Chicago-area hotels and motels were among the worst performers in Nielsen’s ratings on Wednesday, as the nation’s economy has continued to weaken and the federal government’s fiscal deadline looms.
The nationwide average was down 5.7% from a week ago, according to Nielsen data released by Nielsen.
The national average was 8.6% lower than the week before.
In the Chicago area, the average hotel occupancy rate dropped 3.9% from the previous week to 42.4%.
The national occupancy rate, at 42.8%, was down from 43.3% a week earlier.
In Napa, Calif., hotels’ occupancy rates fell 7.3%, to 45.1%, and motel occupancy rates were down 8.4%, to 34.6%.
The occupancy rates in New York City, which is still recovering from Superstorm Sandy, dropped 5.5% from last week to 26.9%.
In Las Vegas, the occupancy rate for motels fell 2.5%, to 41.7%.
In Los Angeles, the rate dropped 2.6%, to 37.1%.

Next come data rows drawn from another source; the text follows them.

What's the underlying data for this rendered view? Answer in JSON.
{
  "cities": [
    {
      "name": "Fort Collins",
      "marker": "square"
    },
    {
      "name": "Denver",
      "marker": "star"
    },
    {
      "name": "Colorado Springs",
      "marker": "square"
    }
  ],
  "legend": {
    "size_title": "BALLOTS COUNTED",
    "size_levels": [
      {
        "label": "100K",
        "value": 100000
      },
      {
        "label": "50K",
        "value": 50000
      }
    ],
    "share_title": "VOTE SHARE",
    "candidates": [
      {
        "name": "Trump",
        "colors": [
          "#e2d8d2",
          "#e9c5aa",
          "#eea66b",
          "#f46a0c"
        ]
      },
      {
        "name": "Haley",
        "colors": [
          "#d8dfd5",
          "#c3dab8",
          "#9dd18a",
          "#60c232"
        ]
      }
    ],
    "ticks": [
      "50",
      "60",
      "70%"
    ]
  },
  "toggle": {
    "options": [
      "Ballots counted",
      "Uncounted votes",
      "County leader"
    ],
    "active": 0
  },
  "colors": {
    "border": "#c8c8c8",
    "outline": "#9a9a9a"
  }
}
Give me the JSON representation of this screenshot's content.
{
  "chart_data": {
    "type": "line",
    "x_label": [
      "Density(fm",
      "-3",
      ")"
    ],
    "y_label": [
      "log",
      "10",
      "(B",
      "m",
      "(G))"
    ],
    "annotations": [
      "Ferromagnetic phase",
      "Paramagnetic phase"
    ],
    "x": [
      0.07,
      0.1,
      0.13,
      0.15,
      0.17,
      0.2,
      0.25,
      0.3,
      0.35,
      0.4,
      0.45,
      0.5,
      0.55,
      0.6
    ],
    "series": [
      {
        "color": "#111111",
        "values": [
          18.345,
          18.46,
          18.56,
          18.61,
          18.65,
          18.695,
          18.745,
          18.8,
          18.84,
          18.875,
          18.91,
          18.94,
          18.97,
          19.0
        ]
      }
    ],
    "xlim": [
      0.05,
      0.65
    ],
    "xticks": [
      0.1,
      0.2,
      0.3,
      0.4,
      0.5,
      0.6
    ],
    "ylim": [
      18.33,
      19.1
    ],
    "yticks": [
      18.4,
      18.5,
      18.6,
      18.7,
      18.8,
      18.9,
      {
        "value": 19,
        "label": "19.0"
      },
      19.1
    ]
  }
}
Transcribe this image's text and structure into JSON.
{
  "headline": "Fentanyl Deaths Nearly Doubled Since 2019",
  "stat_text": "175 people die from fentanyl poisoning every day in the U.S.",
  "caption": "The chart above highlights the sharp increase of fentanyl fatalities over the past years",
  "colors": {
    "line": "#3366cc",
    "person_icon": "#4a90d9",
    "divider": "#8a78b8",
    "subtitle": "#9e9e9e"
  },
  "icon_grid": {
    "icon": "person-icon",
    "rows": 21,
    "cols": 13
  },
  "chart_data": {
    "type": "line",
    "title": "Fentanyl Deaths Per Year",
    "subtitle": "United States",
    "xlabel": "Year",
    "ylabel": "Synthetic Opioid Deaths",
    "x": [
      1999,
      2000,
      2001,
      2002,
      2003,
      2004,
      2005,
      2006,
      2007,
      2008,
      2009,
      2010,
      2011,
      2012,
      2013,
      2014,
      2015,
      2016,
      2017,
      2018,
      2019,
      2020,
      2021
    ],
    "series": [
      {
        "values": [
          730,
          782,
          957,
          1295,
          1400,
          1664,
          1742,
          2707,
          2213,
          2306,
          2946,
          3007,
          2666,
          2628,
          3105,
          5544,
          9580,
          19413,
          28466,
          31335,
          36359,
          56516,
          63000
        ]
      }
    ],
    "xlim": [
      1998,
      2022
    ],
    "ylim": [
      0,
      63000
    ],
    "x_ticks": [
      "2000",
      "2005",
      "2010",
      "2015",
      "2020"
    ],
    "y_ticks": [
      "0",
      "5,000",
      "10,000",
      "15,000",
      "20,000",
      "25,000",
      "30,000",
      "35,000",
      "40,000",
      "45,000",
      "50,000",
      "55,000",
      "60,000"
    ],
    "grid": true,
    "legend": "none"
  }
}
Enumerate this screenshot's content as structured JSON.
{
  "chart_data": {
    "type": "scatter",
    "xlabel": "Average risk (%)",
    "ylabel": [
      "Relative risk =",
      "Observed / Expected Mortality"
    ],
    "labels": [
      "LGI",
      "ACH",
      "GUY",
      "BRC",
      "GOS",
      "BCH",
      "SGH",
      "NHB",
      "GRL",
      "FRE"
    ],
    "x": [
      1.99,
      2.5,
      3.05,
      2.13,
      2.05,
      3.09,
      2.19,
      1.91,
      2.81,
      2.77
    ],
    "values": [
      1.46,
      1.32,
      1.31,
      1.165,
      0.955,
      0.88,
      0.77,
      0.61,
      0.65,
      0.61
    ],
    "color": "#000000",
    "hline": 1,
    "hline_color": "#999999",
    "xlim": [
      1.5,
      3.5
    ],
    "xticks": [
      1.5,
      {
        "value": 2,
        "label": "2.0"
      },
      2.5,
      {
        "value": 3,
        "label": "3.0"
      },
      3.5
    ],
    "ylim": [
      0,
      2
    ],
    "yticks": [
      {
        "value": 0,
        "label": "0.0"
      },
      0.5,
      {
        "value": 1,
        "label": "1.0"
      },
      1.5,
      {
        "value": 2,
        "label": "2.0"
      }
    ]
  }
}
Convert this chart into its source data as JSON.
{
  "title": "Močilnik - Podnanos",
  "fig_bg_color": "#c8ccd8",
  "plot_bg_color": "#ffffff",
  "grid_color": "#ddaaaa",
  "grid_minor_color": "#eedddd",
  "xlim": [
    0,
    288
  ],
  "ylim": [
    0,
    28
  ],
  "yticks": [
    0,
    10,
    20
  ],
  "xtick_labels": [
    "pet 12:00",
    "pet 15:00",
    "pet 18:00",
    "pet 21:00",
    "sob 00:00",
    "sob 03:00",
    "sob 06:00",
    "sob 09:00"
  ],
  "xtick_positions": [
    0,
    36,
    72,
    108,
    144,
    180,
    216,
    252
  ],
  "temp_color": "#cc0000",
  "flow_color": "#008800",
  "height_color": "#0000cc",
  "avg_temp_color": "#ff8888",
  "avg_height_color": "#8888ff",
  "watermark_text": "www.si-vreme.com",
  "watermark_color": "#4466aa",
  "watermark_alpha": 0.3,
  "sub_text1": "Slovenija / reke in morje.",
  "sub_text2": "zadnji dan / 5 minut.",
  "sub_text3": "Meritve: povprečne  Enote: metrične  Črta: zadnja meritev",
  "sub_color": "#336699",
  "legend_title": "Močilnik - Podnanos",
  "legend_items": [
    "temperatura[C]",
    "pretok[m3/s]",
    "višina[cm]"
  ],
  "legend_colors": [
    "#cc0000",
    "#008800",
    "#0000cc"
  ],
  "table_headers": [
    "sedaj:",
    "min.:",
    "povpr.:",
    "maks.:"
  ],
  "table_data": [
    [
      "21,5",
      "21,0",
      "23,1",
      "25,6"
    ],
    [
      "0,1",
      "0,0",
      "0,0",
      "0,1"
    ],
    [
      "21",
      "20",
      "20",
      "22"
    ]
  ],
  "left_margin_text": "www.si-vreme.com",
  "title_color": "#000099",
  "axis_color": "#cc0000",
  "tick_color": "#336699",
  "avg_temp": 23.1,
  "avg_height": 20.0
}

The national average is down 2.2% from its peak of 49.1% in May, but the industry’s share of the nation is still up from its last high in December of 50.1.
In Los Angeles and New York, the percentage of hotel rooms in the industry that are occupied by tourists increased to 18.3%.
In Las Vegas and New Jersey, the share was 16.3 and 16.1 percent, respectively.